AfficheExpression libre à La Rochelle. Photo : Louis Marrou (1er septembre 2014)
Les arrivées d’Arnaud Montebourg ou de Manuel Valls ont été de grands moments. Les comités d’accueil sont plus ou moins fleuris, bruyants, musclés. Les hommes aux oreillettes sont partout ; les petites et grandes mains de cabinets s’affairent sur leurs portables. L’importance du voyageur se mesure au nombre de caméras, d’appareils photo et de membres des forces de l’ordre. Et quand le train entre en gare, c’est la cohue, la ruée pour être à l’aplomb de la bonne porte. Une Secrétaire d’Etat, chemisier blanc impeccable, lunettes de soleil sur le nez sort discrètement. Un adjoint au maire l’accompagne. Elle est attendue pour un débat à deux pas de là.
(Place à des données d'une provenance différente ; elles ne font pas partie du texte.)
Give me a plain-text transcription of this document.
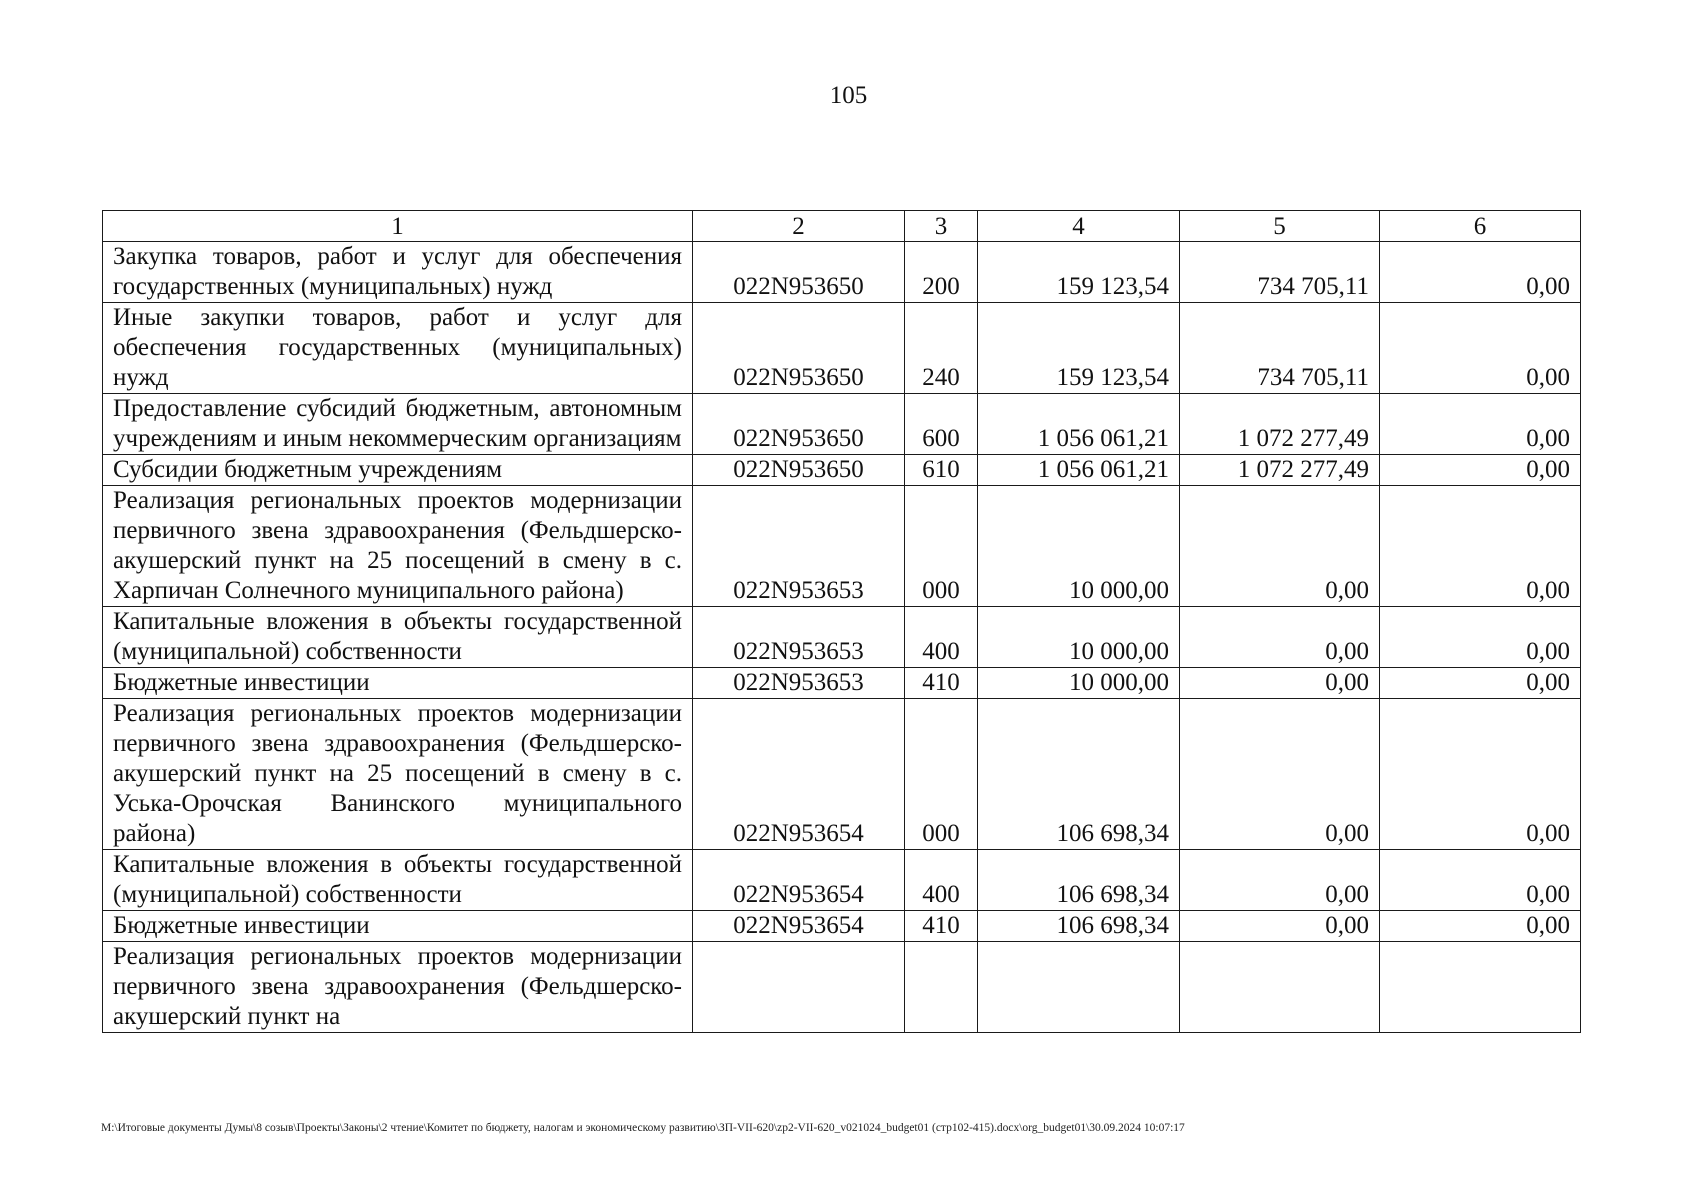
105
1	2	3	4	5	6
Закупка товаров, работ и услуг для обеспечения государственных (муниципальных) нужд	022N953650	200	159 123,54	734 705,11	0,00
Иные закупки товаров, работ и услуг для обеспечения государственных (муниципальных) нужд	022N953650	240	159 123,54	734 705,11	0,00
Предоставление субсидий бюджетным, автономным учреждениям и иным некоммерческим организациям	022N953650	600	1 056 061,21	1 072 277,49	0,00
Субсидии бюджетным учреждениям	022N953650	610	1 056 061,21	1 072 277,49	0,00
Реализация региональных проектов модернизации первичного звена здравоохранения (Фельдшерско-акушерский пункт на 25 посещений в смену в с. Харпичан Солнечного муниципального района)	022N953653	000	10 000,00	0,00	0,00
Капитальные вложения в объекты государственной (муниципальной) собственности	022N953653	400	10 000,00	0,00	0,00
Бюджетные инвестиции	022N953653	410	10 000,00	0,00	0,00
Реализация региональных проектов модернизации первичного звена здравоохранения (Фельдшерско-акушерский пункт на 25 посещений в смену в с. Уська-Орочская Ванинского муниципального района)	022N953654	000	106 698,34	0,00	0,00
Капитальные вложения в объекты государственной (муниципальной) собственности	022N953654	400	106 698,34	0,00	0,00
Бюджетные инвестиции	022N953654	410	106 698,34	0,00	0,00
Реализация региональных проектов модернизации первичного звена здравоохранения (Фельдшерско-акушерский пункт на					
M:\Итоговые документы Думы\8 созыв\Проекты\Законы\2 чтение\Комитет по бюджету, налогам и экономическому развитию\ЗП-VII-620\zp2-VII-620_v021024_budget01 (стр102-415).docx\org_budget01\30.09.2024 10:07:17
Politiques à l'Encan Les universités d'été du PS se tiennent à l'Espace Encan, le haut lieu des séminaires, congrès et salons rochelais. Toute l'année se succèdent des centaines de manifestations qui font de La Rochelle une des villes les plus prisées pour ce genre d'événements. Le bâtiment fait partie du patrimoine rochelais : c'est l'ancienne halle à marée, la criée où l'on vendait le poisson à l'encan, aux enchères. Le bassin des Chalutiers peine à se faire appeler le bassin des Grands Yachts. La façade de l'Encan est barrée d'un grand «Réinventons-nous !» à l'adresse des congressistes.
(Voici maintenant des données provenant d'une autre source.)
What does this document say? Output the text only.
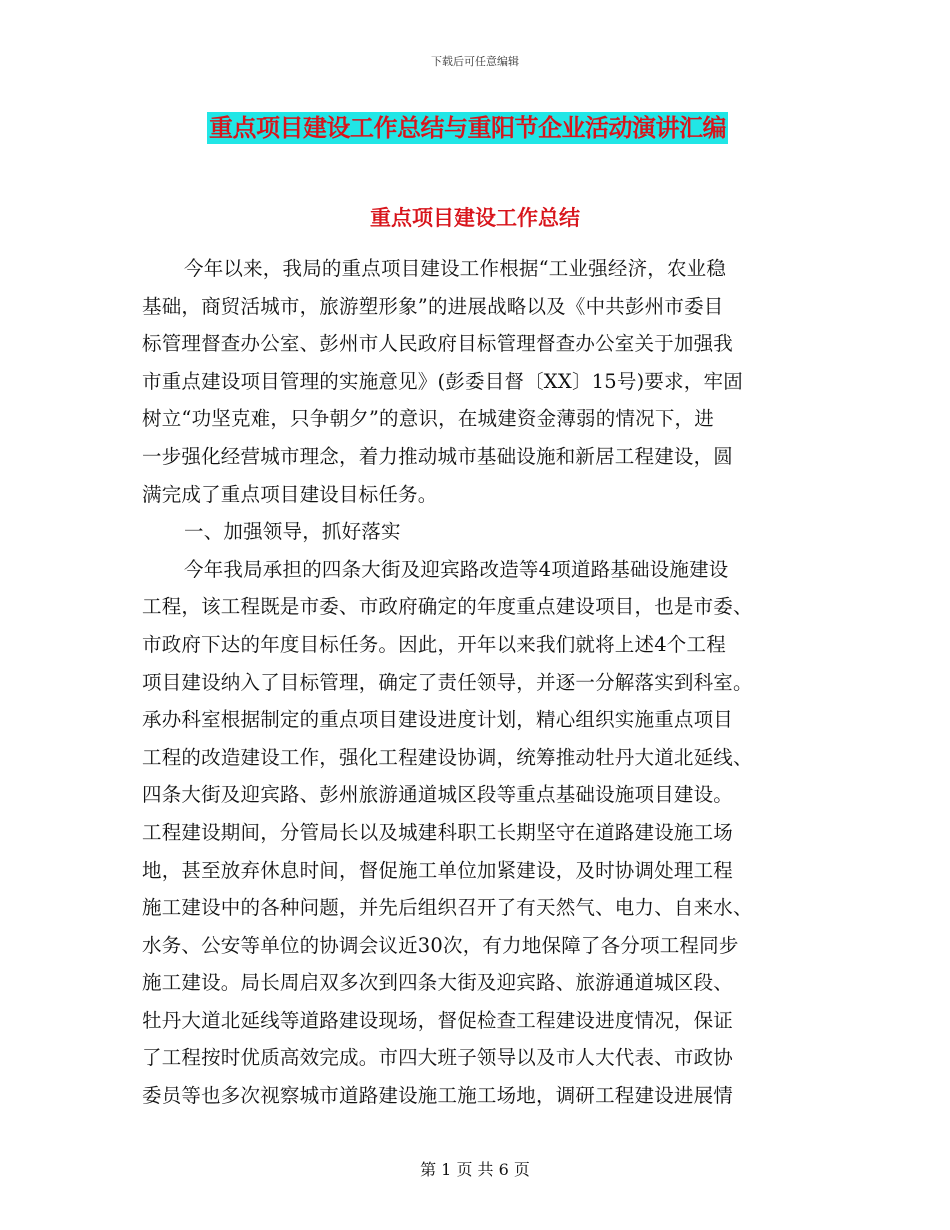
下载后可任意编辑
重点项目建设工作总结与重阳节企业活动演讲汇编
重点项目建设工作总结
今年以来，我局的重点项目建设工作根据“工业强经济，农业稳
基础，商贸活城市，旅游塑形象”的进展战略以及《中共彭州市委目
标管理督查办公室、彭州市人民政府目标管理督查办公室关于加强我
市重点建设项目管理的实施意见》(彭委目督〔XX〕15号)要求，牢固
树立“功坚克难，只争朝夕”的意识，在城建资金薄弱的情况下，进
一步强化经营城市理念，着力推动城市基础设施和新居工程建设，圆
满完成了重点项目建设目标任务。
一、加强领导，抓好落实
今年我局承担的四条大街及迎宾路改造等4项道路基础设施建设
工程，该工程既是市委、市政府确定的年度重点建设项目，也是市委、
市政府下达的年度目标任务。因此，开年以来我们就将上述4个工程
项目建设纳入了目标管理，确定了责任领导，并逐一分解落实到科室。
承办科室根据制定的重点项目建设进度计划，精心组织实施重点项目
工程的改造建设工作，强化工程建设协调，统筹推动牡丹大道北延线、
四条大街及迎宾路、彭州旅游通道城区段等重点基础设施项目建设。
工程建设期间，分管局长以及城建科职工长期坚守在道路建设施工场
地，甚至放弃休息时间，督促施工单位加紧建设，及时协调处理工程
施工建设中的各种问题，并先后组织召开了有天然气、电力、自来水、
水务、公安等单位的协调会议近30次，有力地保障了各分项工程同步
施工建设。局长周启双多次到四条大街及迎宾路、旅游通道城区段、
牡丹大道北延线等道路建设现场，督促检查工程建设进度情况，保证
了工程按时优质高效完成。市四大班子领导以及市人大代表、市政协
委员等也多次视察城市道路建设施工施工场地，调研工程建设进展情
第 1 页 共 6 页
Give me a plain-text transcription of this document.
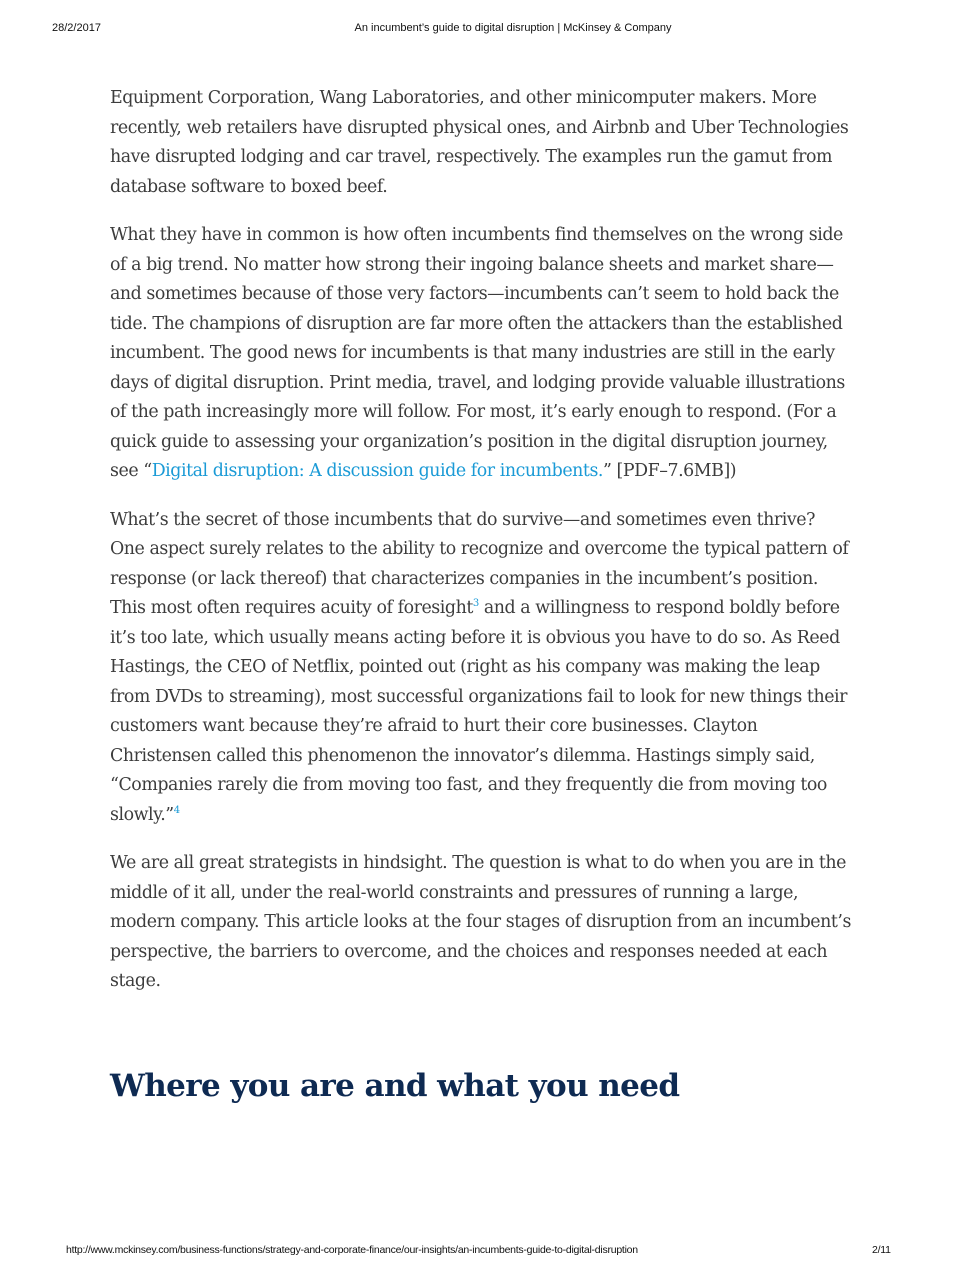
28/2/2017	An incumbent’s guide to digital disruption | McKinsey & Company

Equipment Corporation, Wang Laboratories, and other minicomputer makers. More recently, web retailers have disrupted physical ones, and Airbnb and Uber Technologies have disrupted lodging and car travel, respectively. The examples run the gamut from database software to boxed beef.

What they have in common is how often incumbents find themselves on the wrong side of a big trend. No matter how strong their ingoing balance sheets and market share—and sometimes because of those very factors—incumbents can’t seem to hold back the tide. The champions of disruption are far more often the attackers than the established incumbent. The good news for incumbents is that many industries are still in the early days of digital disruption. Print media, travel, and lodging provide valuable illustrations of the path increasingly more will follow. For most, it’s early enough to respond. (For a quick guide to assessing your organization’s position in the digital disruption journey, see “Digital disruption: A discussion guide for incumbents.” [PDF–7.6MB])

What’s the secret of those incumbents that do survive—and sometimes even thrive? One aspect surely relates to the ability to recognize and overcome the typical pattern of response (or lack thereof) that characterizes companies in the incumbent’s position. This most often requires acuity of foresight$^3$ and a willingness to respond boldly before it’s too late, which usually means acting before it is obvious you have to do so. As Reed Hastings, the CEO of Netflix, pointed out (right as his company was making the leap from DVDs to streaming), most successful organizations fail to look for new things their customers want because they’re afraid to hurt their core businesses. Clayton Christensen called this phenomenon the innovator’s dilemma. Hastings simply said, “Companies rarely die from moving too fast, and they frequently die from moving too slowly.”$^4$

We are all great strategists in hindsight. The question is what to do when you are in the middle of it all, under the real-world constraints and pressures of running a large, modern company. This article looks at the four stages of disruption from an incumbent’s perspective, the barriers to overcome, and the choices and responses needed at each stage.

Where you are and what you need
http://www.mckinsey.com/business-functions/strategy-and-corporate-finance/our-insights/an-incumbents-guide-to-digital-disruption	2/11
Le complexe offre un vaste auditorium et des dizaines de salles pour toutes taillesc. C'est le cœur du dispositif. C'est là que se tiennent les «plénières», un grand nombre de débats et l'essentiel du programme officiel (ateliers, conférences, regards croisés). Le parc de stationnement est pris d'assaut par les camions régies des télévisions et c'est là que se tiennent la plupart des «directs». Sur le Parvis de l'Encan est dressé un village de tentes pour l'accueil des congressistes. Le badge de couleur y règne en maître. «J'ai cru que j'allais rentrer dans une boîte à sardines» dit A. Montebourg en sortant de la cohue suite à son discours en plénière !
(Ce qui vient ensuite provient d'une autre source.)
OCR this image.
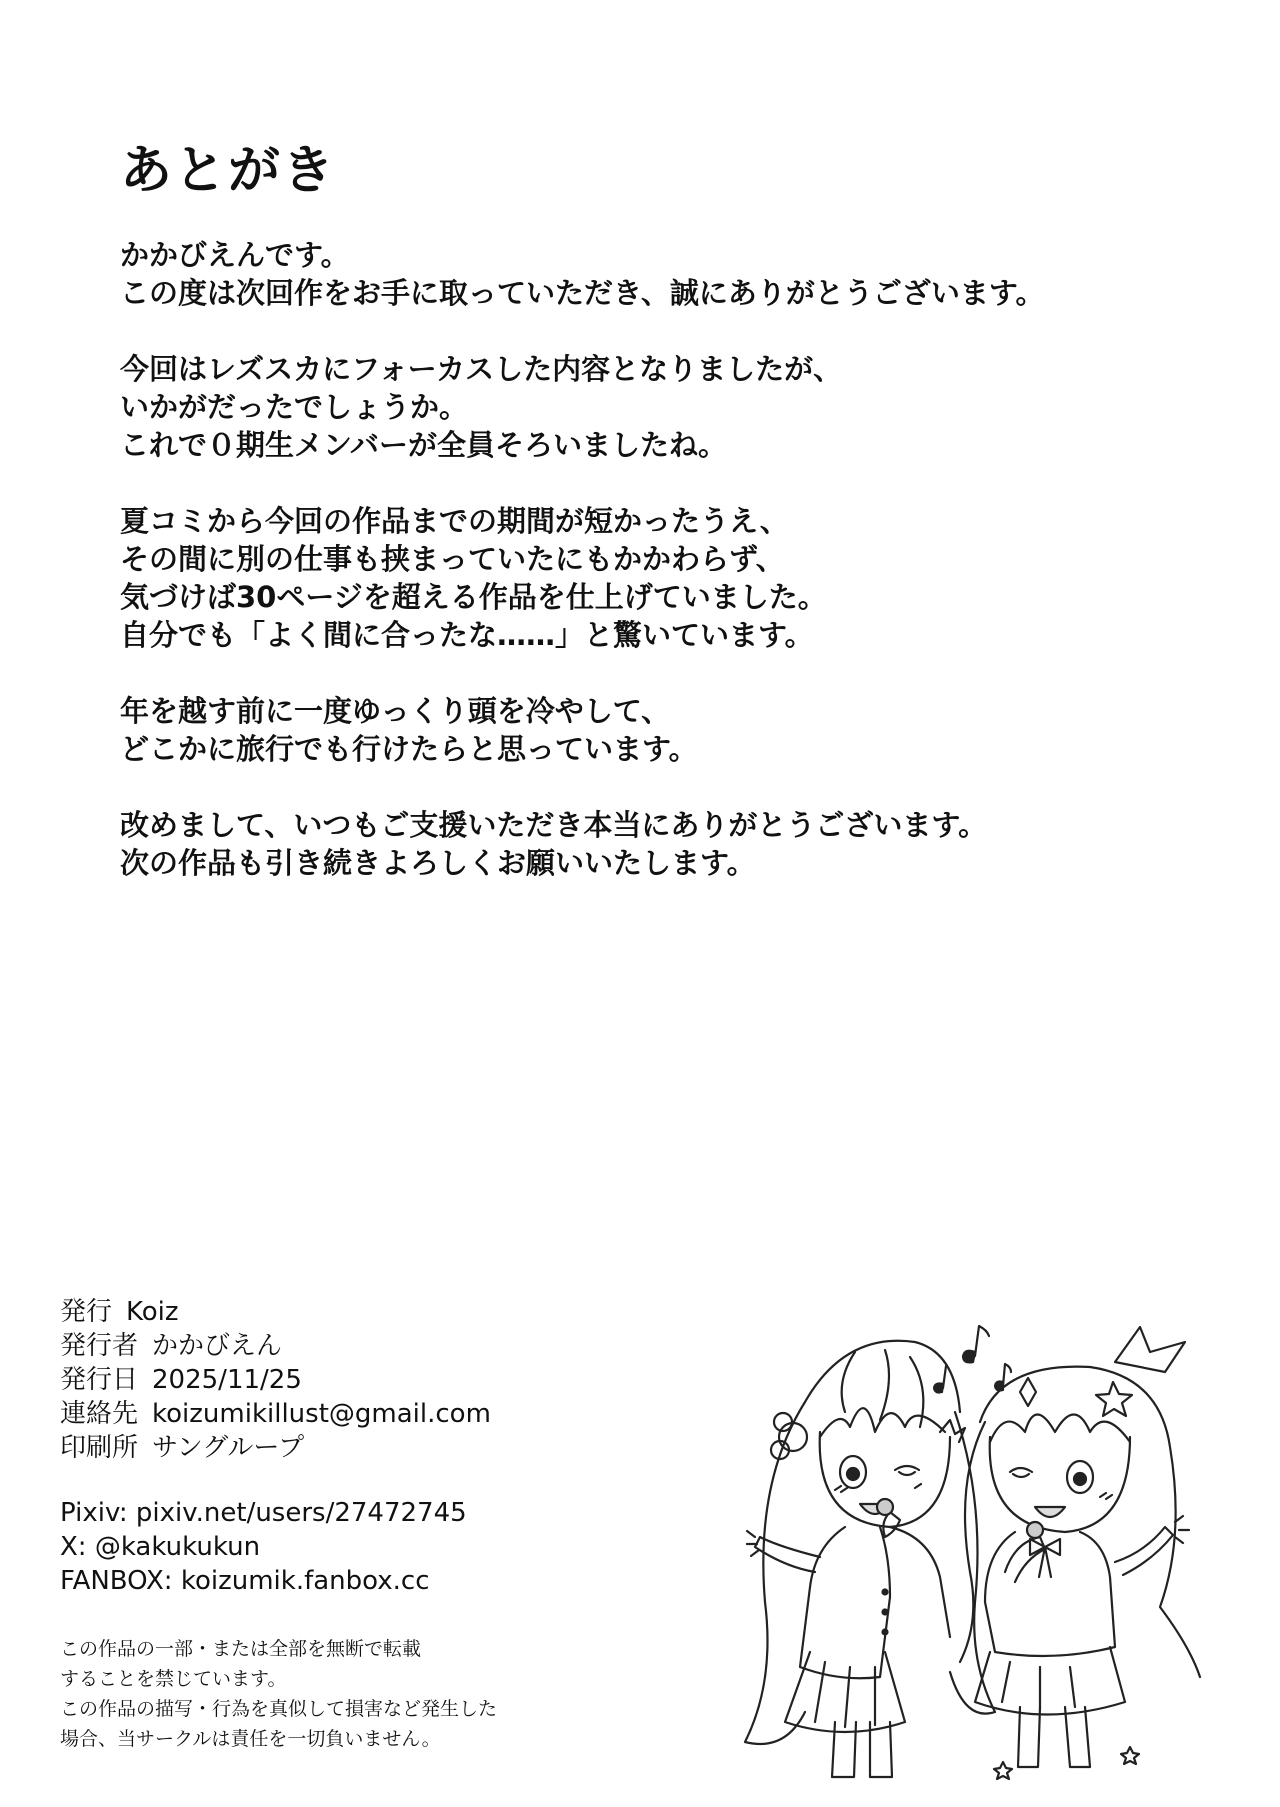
あとがき
かかびえんです。
この度は次回作をお手に取っていただき、誠にありがとうございます。
今回はレズスカにフォーカスした内容となりましたが、
いかがだったでしょうか。
これで０期生メンバーが全員そろいましたね。
夏コミから今回の作品までの期間が短かったうえ、
その間に別の仕事も挟まっていたにもかかわらず、
気づけば30ページを超える作品を仕上げていました。
自分でも「よく間に合ったな……」と驚いています。
年を越す前に一度ゆっくり頭を冷やして、
どこかに旅行でも行けたらと思っています。
改めまして、いつもご支援いただき本当にありがとうございます。
次の作品も引き続きよろしくお願いいたします。
発行 Koiz
発行者 かかびえん
発行日 2025/11/25
連絡先 koizumikillust@gmail.com
印刷所 サングループ
Pixiv: pixiv.net/users/27472745
X: @kakukukun
FANBOX: koizumik.fanbox.cc
この作品の一部・または全部を無断で転載
することを禁じています。
この作品の描写・行為を真似して損害など発生した
場合、当サークルは責任を一切負いません。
«Il y a un Rubicon à ne pas franchir» (Luc Carvounas, 8h50, le 31/8, France Info) La Rochelle, «belle et rebelle» comme disait le slogan à l'époque de Michel Crépeau, ville littorale sans fleuve a trouvé son Rubicon. La «cité corsaire», dixit le site Internet du journal Le Parisien, a ses rebelles. Samedi 30 août, les députés frondeurs et leurs partisans ont décidé de se réunir. Devant l'affluence prévisible, la réunion est déménagée dans le Grand Amphi de la Faculté des Lettres, Arts et Sciences Humaines (FLASH) de l'Université de La Rochelle, là où mardi 2 septembre les étudiants de première année vont faire leur rentrée universitaire. C'est l'Amphi 400, à deux pas de l'Amphi Choderlos de Laclos, l'auteur des «Liaisons dangereuses». C'est là, qu'au milieu des débats, apparaît la Garde des Sceaux Christiane Taubira. La salle exulte, les flashs crépitent et la réunion peine à reprendre son cours normal.